ICAN has recently begun to campaign for a policy that would restrict US B-52s temporarily rotating through northern Australia to that group of aircraft confined to conventional missions. That’s reminiscent of NZ Labour leader David Lange telling US Secretary of State George Schultz in 1985 that New Zealand would not accept a port visit by USS Buchanan, but would welcome a visit by an Oliver Hazard Perry–class frigate. The Kiwis were told no, the Oliver Hazard Perry–class frigates did not constitute a separate non-nuclear US navy that could be exclusively devoted to New Zealand’s protection.

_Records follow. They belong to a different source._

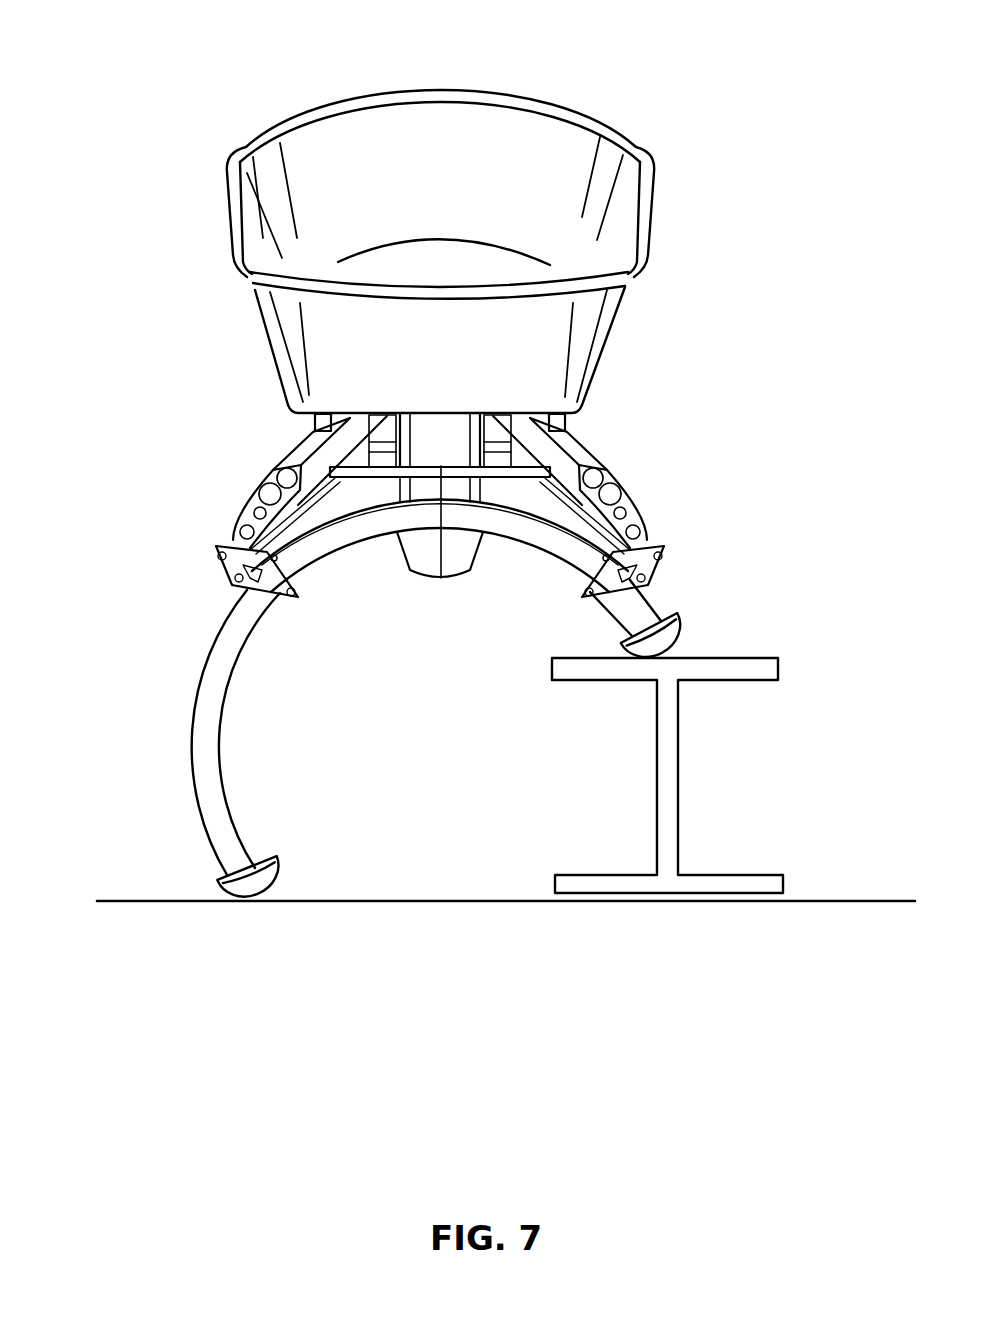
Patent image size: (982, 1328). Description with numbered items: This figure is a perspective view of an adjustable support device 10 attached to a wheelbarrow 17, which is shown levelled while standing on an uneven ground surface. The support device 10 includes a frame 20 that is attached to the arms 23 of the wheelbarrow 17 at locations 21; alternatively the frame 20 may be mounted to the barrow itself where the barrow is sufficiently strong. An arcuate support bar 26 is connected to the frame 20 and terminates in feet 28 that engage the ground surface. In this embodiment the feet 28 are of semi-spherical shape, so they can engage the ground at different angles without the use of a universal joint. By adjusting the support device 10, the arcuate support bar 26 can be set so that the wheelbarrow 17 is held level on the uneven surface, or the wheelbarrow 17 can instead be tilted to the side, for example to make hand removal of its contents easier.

The wheelbarrow 17 is at (673, 100).
The frame 20 is at (441, 582).
The arms 23 is at (290, 453).
The locations 21 is at (327, 487).
The adjustable support device 10 is at (206, 555).
The arcuate support bar 26 is at (200, 720).
The feet 28 is at (272, 880).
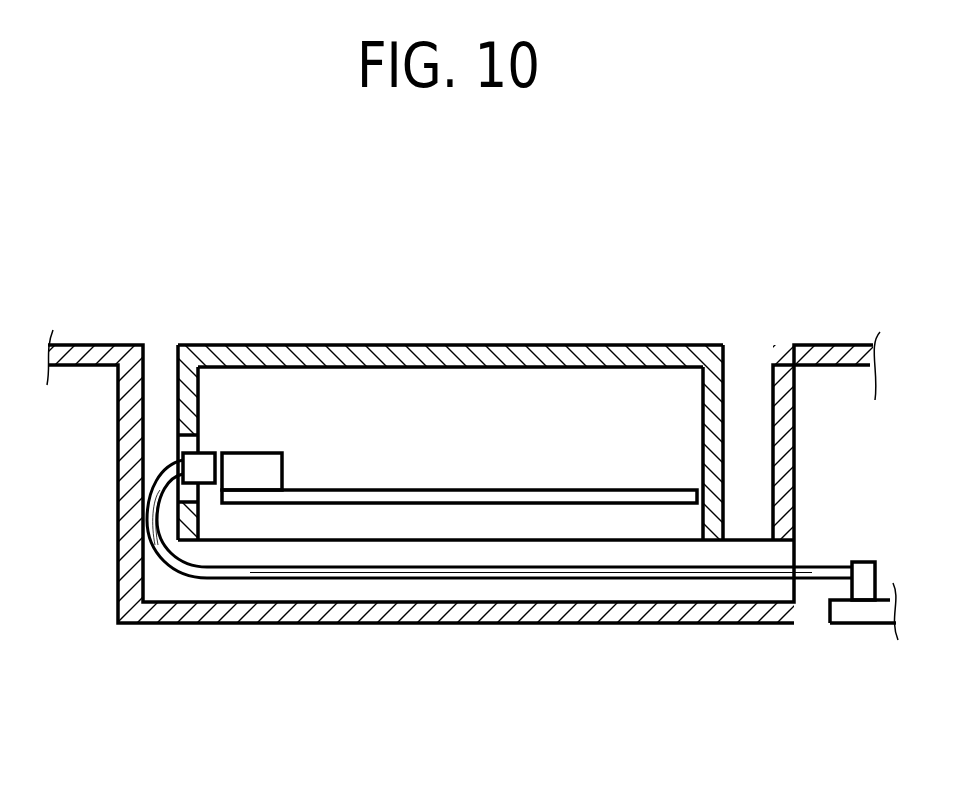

Still, the fact that ICAN thinks like the Lange government doesn’t mean the Albanese government does too. The arithmetic of the National Security Committee may not look encouraging, but remember the old rule: gloomy security environments spur hard choices. (The Americans would say that when the going gets tough, the tough get going.) Australia has deep equities in its security relationship with the US, and it’s not about to throw them away. Australia in 2022 is not New Zealand in 1985.

There’s a serious conversation about nuclear weapons to be had at AUSMIN. But it’s not one focused on Australia’s potentially joining the TPNW. Rather, there’s an entire spectrum of potential discussion topics ranging from what evolving extended deterrence relationships might look like in coming decades to whether or not it is going to be possible to reduce the salience of nuclear weapons in Western strategy.

We live in a time of escalating nuclear threats, whose source can be traced principally to the revisionist agendas of autocratic powers. Unilateral Western nuclear disarmament isn’t the answer. Indeed, it would only make the situation worse.